Digital assets are different to the tokenization of analog assets.
Don’t confuse the tokenization of analog assets with digital assets. These are two completely different things.
The former is when we take an analog asset such as real estate and we use blockchain in order to automate the ownership rights. Instead of using lawyers, we turn the analog asset and its ownerships rights into a package that we call it a token. The house didn’t turn digital, it’s still a house. We just automated the ownership infustructure using the technology of blockchain.
The latter, transformed completely the asset into a digital form. For example, bitcoin didn’t turn dollar (analog asset) into a token. Bitcoin is a stand alone digital money by itself. It made the analog asset obsolete.
As we can see above, digital assets acquire specific features depending on the context.

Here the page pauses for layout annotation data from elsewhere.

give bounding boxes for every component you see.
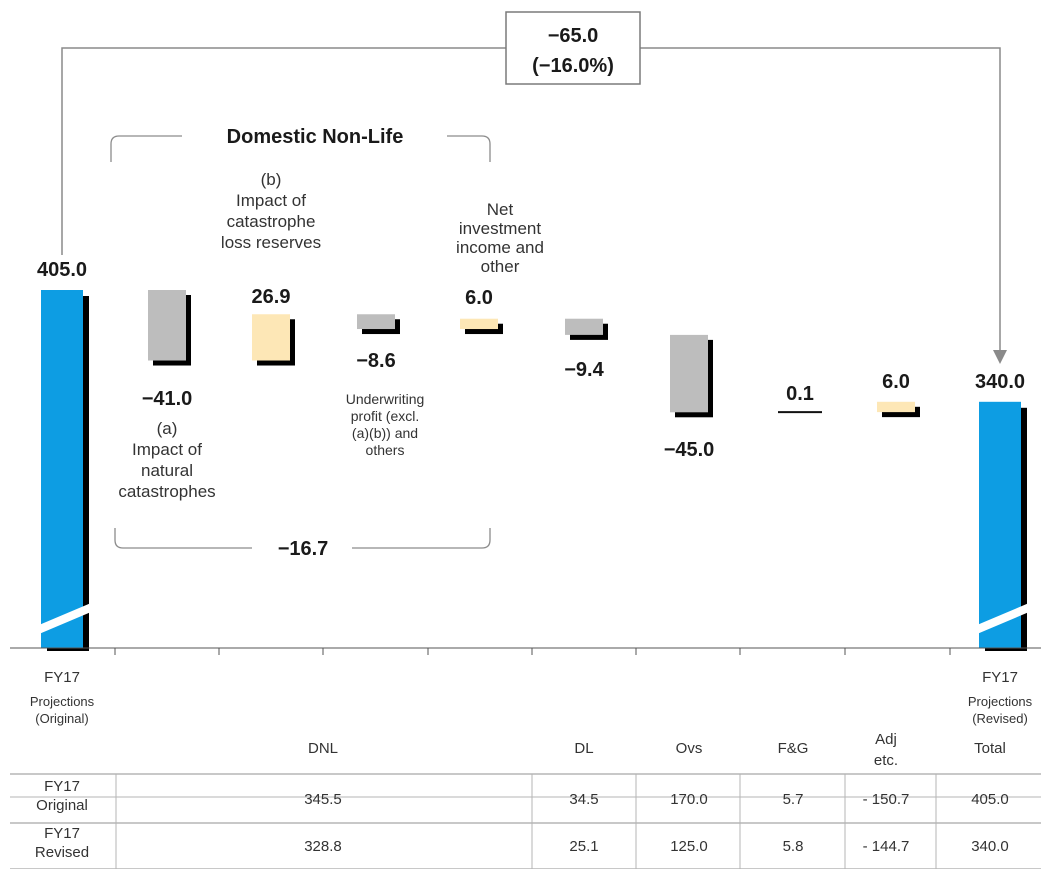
- axis-break-original: [39, 603, 91, 634]
- value-label-investment: 6.0: [465, 287, 493, 309]
- group-subtotal: −16.7: [278, 538, 329, 560]
- table-cell-0-0: 345.5: [304, 791, 342, 808]
- value-label-revised: 340.0: [975, 371, 1025, 393]
- table-cell-1-0: 328.8: [304, 838, 342, 855]
- group-bracket-bottom-right: [352, 528, 491, 549]
- total-change-box: [505, 11, 641, 85]
- value-label-dl: −9.4: [564, 359, 604, 381]
- label-cat-reserves-line-3: loss reserves: [221, 233, 321, 252]
- group-bracket-top-right: [447, 135, 491, 162]
- total-change-connector-left: [61, 47, 506, 255]
- table-cell-1-2: 125.0: [670, 838, 708, 855]
- table-header-adj-line-1: etc.: [874, 752, 898, 769]
- table-row-1-label-line-0: FY17: [44, 825, 80, 842]
- bar-natural_cat: [148, 290, 186, 361]
- bar-revised: [979, 401, 1021, 648]
- table-cell-1-1: 25.1: [569, 838, 598, 855]
- table-cell-1-4: - 144.7: [863, 838, 910, 855]
- value-label-original: 405.0: [37, 259, 87, 281]
- table-cell-1-3: 5.8: [783, 838, 804, 855]
- total-change-connector-right: [640, 47, 1001, 352]
- bar-cat_reserves: [252, 314, 290, 361]
- total-change-pct: (−16.0%): [532, 55, 614, 77]
- label-natural-cat-line-3: catastrophes: [118, 482, 215, 501]
- label-investment-line-2: income and: [456, 238, 544, 257]
- bar-underwriting: [357, 314, 395, 330]
- label-cat-reserves-line-2: catastrophe: [227, 212, 316, 231]
- label-natural-cat-line-0: (a): [157, 419, 178, 438]
- category-original-line-0: FY17: [44, 669, 80, 686]
- total-change-arrowhead: [993, 350, 1007, 364]
- group-bracket-bottom-left: [114, 528, 252, 549]
- label-cat-reserves-line-1: Impact of: [236, 191, 306, 210]
- table-cell-1-5: 340.0: [971, 838, 1009, 855]
- table-header-dnl: DNL: [308, 740, 338, 757]
- label-investment-line-0: Net: [487, 200, 514, 219]
- value-label-ovs: −45.0: [664, 439, 715, 461]
- total-change-value: −65.0: [548, 25, 599, 47]
- bar-original: [41, 290, 83, 648]
- table-cell-0-2: 170.0: [670, 791, 708, 808]
- table-row-0-label-line-1: Original: [36, 797, 88, 814]
- table-header-ovs: Ovs: [676, 740, 703, 757]
- category-revised-line-2: (Revised): [972, 711, 1028, 726]
- table-header-adj-line-0: Adj: [875, 731, 897, 748]
- label-investment-line-3: other: [481, 257, 520, 276]
- category-original-line-2: (Original): [35, 711, 88, 726]
- label-underwriting-line-3: others: [366, 442, 405, 458]
- label-investment-line-1: investment: [459, 219, 541, 238]
- category-revised-line-1: Projections: [968, 694, 1033, 709]
- axis-break-revised: [977, 603, 1029, 634]
- label-cat-reserves-line-0: (b): [261, 170, 282, 189]
- table-cell-0-1: 34.5: [569, 791, 598, 808]
- category-original-line-1: Projections: [30, 694, 95, 709]
- value-label-adj: 6.0: [882, 371, 910, 393]
- value-label-natural_cat: −41.0: [142, 388, 193, 410]
- bar-investment: [460, 318, 498, 330]
- table-cell-0-4: - 150.7: [863, 791, 910, 808]
- value-label-fg: 0.1: [786, 383, 814, 405]
- label-natural-cat-line-1: Impact of: [132, 440, 202, 459]
- value-label-underwriting: −8.6: [356, 350, 395, 372]
- bar-dl: [565, 318, 603, 335]
- table-cell-0-5: 405.0: [971, 791, 1009, 808]
- label-underwriting-line-1: profit (excl.: [351, 408, 419, 424]
- table-row-0-label-line-0: FY17: [44, 778, 80, 795]
- table-cell-0-3: 5.7: [783, 791, 804, 808]
- table-header-total: Total: [974, 740, 1006, 757]
- bar-ovs: [670, 334, 708, 413]
- table-row-1-label-line-1: Revised: [35, 844, 89, 861]
- value-label-cat_reserves: 26.9: [252, 286, 291, 308]
- label-underwriting-line-2: (a)(b)) and: [352, 425, 418, 441]
- bar-adj: [877, 401, 915, 413]
- label-natural-cat-line-2: natural: [141, 461, 193, 480]
- group-bracket-top-left: [110, 135, 182, 162]
- table-header-fg: F&G: [778, 740, 809, 757]
- category-revised-line-0: FY17: [982, 669, 1018, 686]
- table-header-dl: DL: [574, 740, 593, 757]
- label-underwriting-line-0: Underwriting: [346, 391, 425, 407]
- group-title: Domestic Non-Life: [227, 126, 404, 148]
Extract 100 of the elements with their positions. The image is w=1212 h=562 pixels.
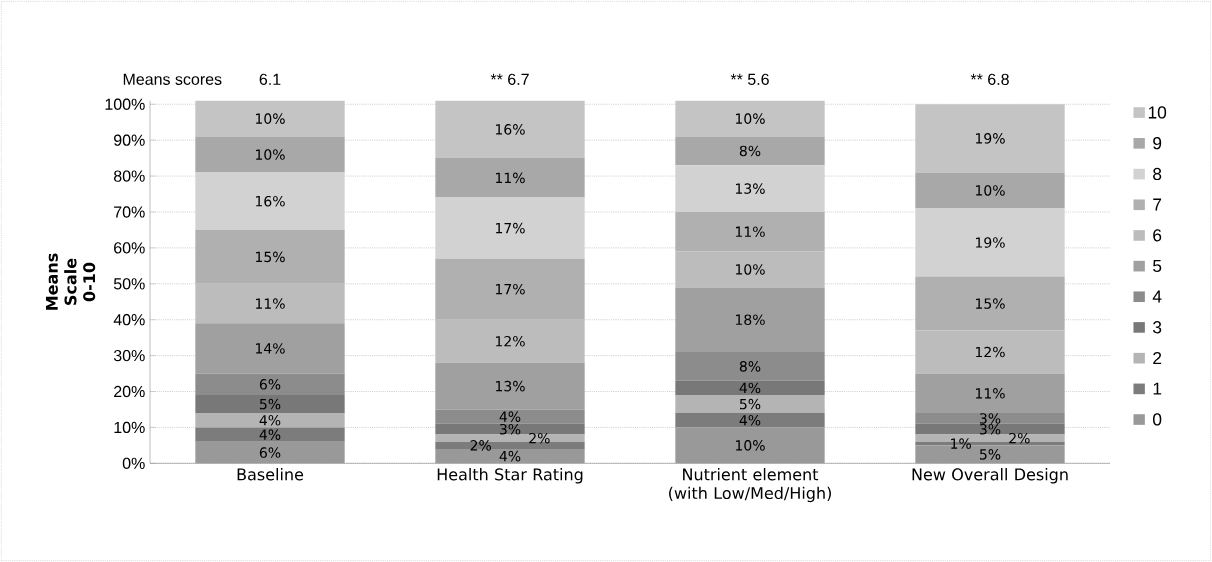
data-label: 8%	[739, 361, 761, 372]
text: ** 5.6	[730, 73, 769, 85]
bar	[435, 362, 585, 410]
text: Means scores	[123, 73, 222, 85]
data-label: 11%	[975, 388, 1005, 399]
legend-label: 4	[1152, 290, 1162, 303]
data-label: 10%	[255, 149, 285, 160]
data-label: 13%	[495, 380, 525, 392]
x-tick-label: Health Star Rating	[437, 468, 583, 484]
data-label: 4%	[739, 382, 761, 394]
data-label: 3%	[499, 423, 521, 435]
bar	[435, 423, 585, 435]
x-tick-label: New Overall Design	[912, 468, 1068, 484]
data-label: 10%	[735, 264, 765, 275]
bar	[435, 409, 585, 424]
data-label: 15%	[975, 298, 1005, 309]
data-label: 11%	[495, 172, 525, 184]
data-label: 4%	[499, 450, 521, 462]
y-tick-label: 90%	[114, 134, 145, 146]
data-label: 19%	[975, 133, 1005, 144]
data-label: 13%	[735, 183, 765, 194]
data-label: 3%	[979, 413, 1001, 424]
y-tick-label: 50%	[113, 278, 145, 290]
data-label: 16%	[495, 124, 525, 135]
y-tick-label: 0%	[122, 457, 145, 469]
bar	[675, 380, 825, 396]
data-label: 17%	[495, 283, 525, 295]
legend-label: 1	[1153, 382, 1162, 395]
data-label: 5%	[979, 449, 1001, 460]
legend-label: 2	[1153, 351, 1162, 364]
bar	[195, 100, 345, 137]
bar	[675, 427, 825, 464]
data-label: 17%	[495, 222, 525, 234]
legend-label: 5	[1153, 259, 1162, 273]
y-tick-label: 80%	[113, 170, 145, 182]
data-label: 11%	[735, 226, 765, 238]
data-label: 16%	[255, 195, 285, 207]
data-label: 12%	[495, 335, 525, 347]
bar	[915, 413, 1065, 424]
data-label: 15%	[255, 251, 285, 263]
bar	[195, 427, 345, 442]
data-label: 4%	[499, 411, 521, 422]
bar	[675, 352, 825, 381]
text: 6.1	[259, 73, 281, 85]
y-tick-label: 10%	[114, 421, 145, 434]
data-label: 5%	[739, 398, 761, 410]
bar	[195, 172, 345, 230]
legend-label: 8	[1153, 167, 1162, 181]
data-label: 6%	[259, 447, 281, 458]
data-label: 2%	[529, 432, 550, 444]
legend-label: 0	[1153, 413, 1162, 426]
data-label: 8%	[739, 145, 761, 157]
bar	[915, 104, 1065, 173]
x-tick-label: Nutrient element (with Low/Med/High)	[669, 468, 831, 503]
y-tick-label: 30%	[113, 349, 145, 362]
y-tick-label: 100%	[105, 98, 145, 110]
bar	[435, 100, 585, 159]
bar	[915, 172, 1065, 209]
bar	[915, 373, 1065, 414]
data-label: 4%	[259, 414, 281, 426]
legend-label: 7	[1153, 198, 1162, 211]
text: ** 6.7	[490, 73, 529, 85]
legend-label: 9	[1153, 137, 1162, 150]
bar	[195, 413, 345, 428]
bar	[675, 287, 825, 353]
y-tick-label: 40%	[113, 314, 145, 326]
data-label: 2%	[470, 440, 491, 451]
bar	[915, 208, 1065, 277]
bar	[915, 423, 1065, 435]
x-tick-label: Baseline	[237, 468, 304, 481]
bar	[195, 395, 345, 414]
bar	[675, 395, 825, 414]
legend-label: 10	[1148, 106, 1167, 119]
y-tick-label: 70%	[114, 206, 145, 218]
data-label: 3%	[979, 423, 1001, 435]
bar	[195, 441, 345, 464]
bar	[195, 323, 345, 374]
data-label: 4%	[739, 414, 761, 426]
legend-label: 6	[1153, 229, 1162, 242]
bar	[675, 413, 825, 428]
bar	[435, 434, 585, 442]
data-label: 12%	[975, 346, 1005, 358]
data-label: 10%	[255, 113, 285, 124]
bar	[675, 136, 825, 166]
data-label: 10%	[735, 113, 765, 124]
data-label: 2%	[1009, 432, 1030, 444]
legend-label: 3	[1153, 321, 1162, 334]
bar	[195, 136, 345, 173]
data-label: 5%	[259, 398, 281, 410]
bar	[435, 158, 585, 198]
data-label: 14%	[255, 343, 285, 354]
bar	[675, 100, 825, 137]
data-label: 19%	[975, 237, 1005, 248]
data-label: 10%	[975, 185, 1005, 196]
data-label: 11%	[255, 298, 285, 309]
data-label: 4%	[259, 429, 281, 440]
bar	[195, 373, 345, 396]
y-tick-label: 60%	[114, 242, 145, 254]
y-tick-label: 20%	[114, 385, 145, 398]
text: ** 6.8	[970, 73, 1009, 85]
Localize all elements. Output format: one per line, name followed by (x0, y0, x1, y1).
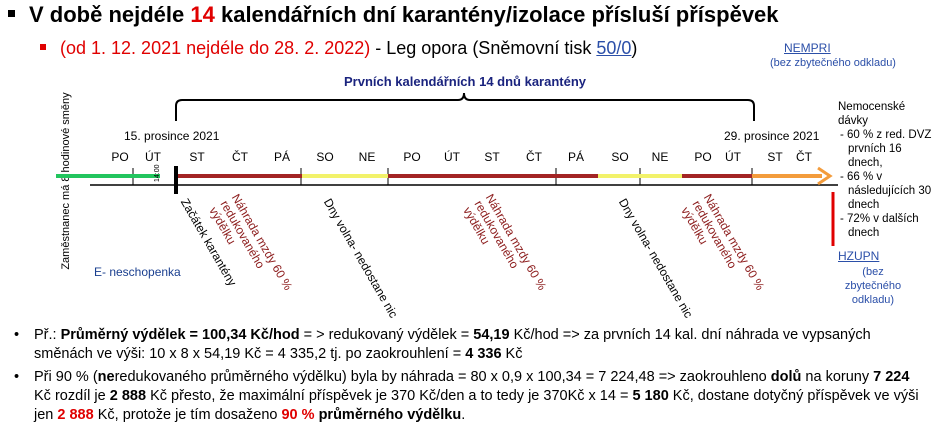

Currently, we make analogies with the assets that we understand and we know, “bitcoin is the new gold”, “ether is the new dollar” but what we actually build it’s something way bigger.
We gradually transit from the paper to the digital era structuring a universal infrastructure, a trust-less network where all assets will “talk” to each other and people will use them freely according to their needs.
Eventually, we will not even realize which asset we use each time. The same way we don’t really know which protocol we use every time we open a new website. Can you imagine how far this can go?
We are lucky to be in the beginning of this era.